Looking at the functions in chall, we can see that
__libc_csu_init is present. Disassembling it shows that
it still contains the ROP gadgets utilized by the method in the paper:
(gdb) info functions ^__libc_csu
All functions matching regular expression "^__libc_csu":
Non-debugging symbols:
0x0000000000001470 __libc_csu_init
0x00000000000014e0 __libc_csu_fini
(gdb) disas __libc_csu_init
Dump of assembler code for function __libc_csu_init:
0x0000000000001470 <+0>: endbr64
0x0000000000001474 <+4>: push %r15
0x0000000000001476 <+6>: lea 0x28fb(%rip),%r15 # 0x3d78
0x000000000000147d <+13>: push %r14
0x000000000000147f <+15>: mov %rdx,%r14
0x0000000000001482 <+18>: push %r13
0x0000000000001484 <+20>: mov %rsi,%r13
0x0000000000001487 <+23>: push %r12
0x0000000000001489 <+25>: mov %edi,%r12d
0x000000000000148c <+28>: push %rbp
0x000000000000148d <+29>: lea 0x28ec(%rip),%rbp # 0x3d80
0x0000000000001494 <+36>: push %rbx
0x0000000000001495 <+37>: sub %r15,%rbp
0x0000000000001498 <+40>: sub $0x8,%rsp
0x000000000000149c <+44>: call 0x1000 <_init>
0x00000000000014a1 <+49>: sar $0x3,%rbp
0x00000000000014a5 <+53>: je 0x14c6 <__libc_csu_init+86>
0x00000000000014a7 <+55>: xor %ebx,%ebx
0x00000000000014a9 <+57>: nopl 0x0(%rax)
0x00000000000014b0 <+64>: mov %r14,%rdx
0x00000000000014b3 <+67>: mov %r13,%rsi
0x00000000000014b6 <+70>: mov %r12d,%edi
0x00000000000014b9 <+73>: call *(%r15,%rbx,8)

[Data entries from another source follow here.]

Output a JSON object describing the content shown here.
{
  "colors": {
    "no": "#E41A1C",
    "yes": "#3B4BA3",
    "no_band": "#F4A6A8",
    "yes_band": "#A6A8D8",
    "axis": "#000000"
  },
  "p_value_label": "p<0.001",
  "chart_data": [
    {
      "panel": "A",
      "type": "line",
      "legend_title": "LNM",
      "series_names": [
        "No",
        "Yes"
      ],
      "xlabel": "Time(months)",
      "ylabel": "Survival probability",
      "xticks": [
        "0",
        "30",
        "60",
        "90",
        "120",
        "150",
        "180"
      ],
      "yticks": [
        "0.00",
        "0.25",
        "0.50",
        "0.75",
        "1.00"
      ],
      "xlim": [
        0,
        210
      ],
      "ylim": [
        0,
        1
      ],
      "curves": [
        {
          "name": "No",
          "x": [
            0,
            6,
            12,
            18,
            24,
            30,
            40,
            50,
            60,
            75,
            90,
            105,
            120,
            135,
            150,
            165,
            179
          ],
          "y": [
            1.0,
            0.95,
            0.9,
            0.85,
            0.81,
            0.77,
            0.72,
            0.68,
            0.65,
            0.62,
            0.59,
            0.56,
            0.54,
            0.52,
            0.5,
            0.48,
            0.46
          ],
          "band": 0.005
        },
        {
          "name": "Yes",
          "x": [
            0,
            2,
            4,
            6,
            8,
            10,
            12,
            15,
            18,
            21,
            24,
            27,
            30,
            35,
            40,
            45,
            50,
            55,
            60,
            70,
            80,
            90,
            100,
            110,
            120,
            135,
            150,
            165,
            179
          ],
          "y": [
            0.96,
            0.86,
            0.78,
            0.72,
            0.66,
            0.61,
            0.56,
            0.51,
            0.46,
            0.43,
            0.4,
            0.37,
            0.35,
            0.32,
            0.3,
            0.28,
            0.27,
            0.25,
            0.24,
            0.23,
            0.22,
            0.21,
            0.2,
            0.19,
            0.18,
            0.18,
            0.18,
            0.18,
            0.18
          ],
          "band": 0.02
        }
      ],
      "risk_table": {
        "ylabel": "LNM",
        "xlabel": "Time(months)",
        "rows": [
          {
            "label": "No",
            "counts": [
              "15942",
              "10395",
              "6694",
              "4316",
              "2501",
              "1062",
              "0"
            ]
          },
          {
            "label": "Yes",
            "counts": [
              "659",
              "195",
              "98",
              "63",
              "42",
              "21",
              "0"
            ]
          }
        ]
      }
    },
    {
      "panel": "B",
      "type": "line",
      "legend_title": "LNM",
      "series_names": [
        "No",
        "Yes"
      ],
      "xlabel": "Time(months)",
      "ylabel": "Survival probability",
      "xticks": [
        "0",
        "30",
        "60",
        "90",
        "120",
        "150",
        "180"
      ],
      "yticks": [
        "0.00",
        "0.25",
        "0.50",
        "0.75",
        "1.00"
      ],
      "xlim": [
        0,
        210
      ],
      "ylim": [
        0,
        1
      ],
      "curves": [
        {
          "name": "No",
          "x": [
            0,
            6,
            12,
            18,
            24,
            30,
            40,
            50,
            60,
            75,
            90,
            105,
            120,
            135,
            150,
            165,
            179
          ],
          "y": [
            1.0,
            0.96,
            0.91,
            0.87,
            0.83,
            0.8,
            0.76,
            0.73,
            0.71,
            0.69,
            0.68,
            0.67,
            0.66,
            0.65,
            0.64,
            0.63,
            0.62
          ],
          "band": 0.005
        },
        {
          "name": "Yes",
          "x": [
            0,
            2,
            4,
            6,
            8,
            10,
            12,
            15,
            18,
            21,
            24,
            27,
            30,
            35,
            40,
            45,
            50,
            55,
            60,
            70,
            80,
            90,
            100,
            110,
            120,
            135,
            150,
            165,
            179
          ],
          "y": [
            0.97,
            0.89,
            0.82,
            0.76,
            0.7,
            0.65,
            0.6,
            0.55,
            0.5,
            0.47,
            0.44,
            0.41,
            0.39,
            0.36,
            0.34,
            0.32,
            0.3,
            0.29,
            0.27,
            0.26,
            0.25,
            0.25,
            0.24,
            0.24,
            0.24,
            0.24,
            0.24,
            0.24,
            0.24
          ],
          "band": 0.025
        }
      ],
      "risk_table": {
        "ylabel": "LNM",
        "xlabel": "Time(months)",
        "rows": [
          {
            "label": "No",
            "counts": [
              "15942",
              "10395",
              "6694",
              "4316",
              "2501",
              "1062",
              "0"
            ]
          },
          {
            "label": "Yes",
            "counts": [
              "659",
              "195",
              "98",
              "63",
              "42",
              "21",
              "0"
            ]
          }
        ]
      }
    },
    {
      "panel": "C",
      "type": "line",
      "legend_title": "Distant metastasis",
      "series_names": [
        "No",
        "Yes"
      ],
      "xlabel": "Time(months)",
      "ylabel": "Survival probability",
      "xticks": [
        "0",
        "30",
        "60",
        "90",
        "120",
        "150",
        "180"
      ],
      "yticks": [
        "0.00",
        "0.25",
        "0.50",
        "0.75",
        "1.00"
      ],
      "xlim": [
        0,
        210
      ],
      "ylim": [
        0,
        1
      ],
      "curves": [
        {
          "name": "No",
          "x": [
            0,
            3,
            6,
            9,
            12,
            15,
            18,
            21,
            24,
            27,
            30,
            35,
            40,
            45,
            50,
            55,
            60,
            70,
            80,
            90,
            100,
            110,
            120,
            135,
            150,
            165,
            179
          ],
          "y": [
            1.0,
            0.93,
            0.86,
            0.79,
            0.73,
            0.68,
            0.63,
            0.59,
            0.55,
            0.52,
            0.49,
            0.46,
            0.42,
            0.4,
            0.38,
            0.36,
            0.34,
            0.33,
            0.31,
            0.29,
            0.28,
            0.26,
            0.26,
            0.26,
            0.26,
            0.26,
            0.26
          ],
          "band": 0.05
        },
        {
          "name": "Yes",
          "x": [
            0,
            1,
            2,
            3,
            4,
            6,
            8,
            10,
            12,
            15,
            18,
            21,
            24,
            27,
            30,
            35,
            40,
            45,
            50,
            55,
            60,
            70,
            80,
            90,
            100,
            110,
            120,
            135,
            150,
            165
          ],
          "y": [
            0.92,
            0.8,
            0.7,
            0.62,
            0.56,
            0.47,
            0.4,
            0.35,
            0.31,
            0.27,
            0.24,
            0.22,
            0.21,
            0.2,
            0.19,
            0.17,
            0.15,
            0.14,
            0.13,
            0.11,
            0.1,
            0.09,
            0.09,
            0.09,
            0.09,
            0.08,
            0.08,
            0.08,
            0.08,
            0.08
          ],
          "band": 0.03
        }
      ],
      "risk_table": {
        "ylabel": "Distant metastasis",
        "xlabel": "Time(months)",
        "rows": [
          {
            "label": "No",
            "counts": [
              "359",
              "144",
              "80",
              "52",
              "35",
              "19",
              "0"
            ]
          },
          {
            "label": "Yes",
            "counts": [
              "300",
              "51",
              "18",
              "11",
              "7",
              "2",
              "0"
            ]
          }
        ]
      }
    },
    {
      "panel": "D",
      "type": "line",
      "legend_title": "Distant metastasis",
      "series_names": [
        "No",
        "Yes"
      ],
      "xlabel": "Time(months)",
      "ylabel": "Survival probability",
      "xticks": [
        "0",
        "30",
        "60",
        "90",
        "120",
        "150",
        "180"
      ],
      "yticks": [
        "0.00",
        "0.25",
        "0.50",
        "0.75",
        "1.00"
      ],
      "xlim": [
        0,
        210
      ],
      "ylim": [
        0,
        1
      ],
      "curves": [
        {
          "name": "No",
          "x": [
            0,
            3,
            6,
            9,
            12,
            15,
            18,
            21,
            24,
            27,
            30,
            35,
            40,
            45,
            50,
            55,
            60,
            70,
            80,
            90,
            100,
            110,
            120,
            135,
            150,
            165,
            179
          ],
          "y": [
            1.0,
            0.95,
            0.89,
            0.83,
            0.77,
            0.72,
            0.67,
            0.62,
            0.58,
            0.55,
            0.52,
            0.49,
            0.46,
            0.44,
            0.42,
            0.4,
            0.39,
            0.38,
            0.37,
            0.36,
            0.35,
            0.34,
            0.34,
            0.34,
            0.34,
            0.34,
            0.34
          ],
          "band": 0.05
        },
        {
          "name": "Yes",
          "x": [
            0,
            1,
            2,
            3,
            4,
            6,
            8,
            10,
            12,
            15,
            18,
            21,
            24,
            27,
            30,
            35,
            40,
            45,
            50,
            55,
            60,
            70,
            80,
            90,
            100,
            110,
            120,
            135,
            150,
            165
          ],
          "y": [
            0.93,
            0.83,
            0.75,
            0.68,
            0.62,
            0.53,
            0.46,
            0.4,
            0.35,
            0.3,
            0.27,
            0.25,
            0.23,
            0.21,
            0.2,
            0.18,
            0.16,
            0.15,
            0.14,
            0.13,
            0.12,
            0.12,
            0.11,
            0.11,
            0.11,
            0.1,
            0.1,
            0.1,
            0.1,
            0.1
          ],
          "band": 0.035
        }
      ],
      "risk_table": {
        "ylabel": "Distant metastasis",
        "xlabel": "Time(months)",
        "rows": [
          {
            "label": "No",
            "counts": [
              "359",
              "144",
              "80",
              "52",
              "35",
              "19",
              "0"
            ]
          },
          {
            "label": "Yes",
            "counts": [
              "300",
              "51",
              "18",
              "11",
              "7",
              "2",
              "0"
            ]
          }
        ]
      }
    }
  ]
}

0x00000000000014bd <+77>: add $0x1,%rbx
0x00000000000014c1 <+81>: cmp %rbx,%rbp
0x00000000000014c4 <+84>: jne 0x14b0 <__libc_csu_init+64>
0x00000000000014c6 <+86>: add $0x8,%rsp
0x00000000000014ca <+90>: pop %rbx
0x00000000000014cb <+91>: pop %rbp
0x00000000000014cc <+92>: pop %r12
0x00000000000014ce <+94>: pop %r13
0x00000000000014d0 <+96>: pop %r14
0x00000000000014d2 <+98>: pop %r15
0x00000000000014d4 <+100>: ret
With these gadgets, we can now easily set the original arguments to
win from values in the stack.
To do so, first call the gadget at 0x14ca to set
%r12 to 'f', %r13 to
'l', %r14 to 'a'. You also have
to set %rbx and %r15 so that the call instruction at
0x14b9 will calculate the address of win.
Second, call the gadget at 0x14b0 which then moves values
from the registers set by the previous gadget into the correct
registers to be considered the first three arguments to
win.
In fact, you can call any function of up to 3 arguments using these two gadgets together like this.
While I appreciate the generic power of this return to csu technique, I actually prefer the simplicity of my own carefully crafted ROP chain in this particular case. Nevertheless, I plan to use return to csu in the future!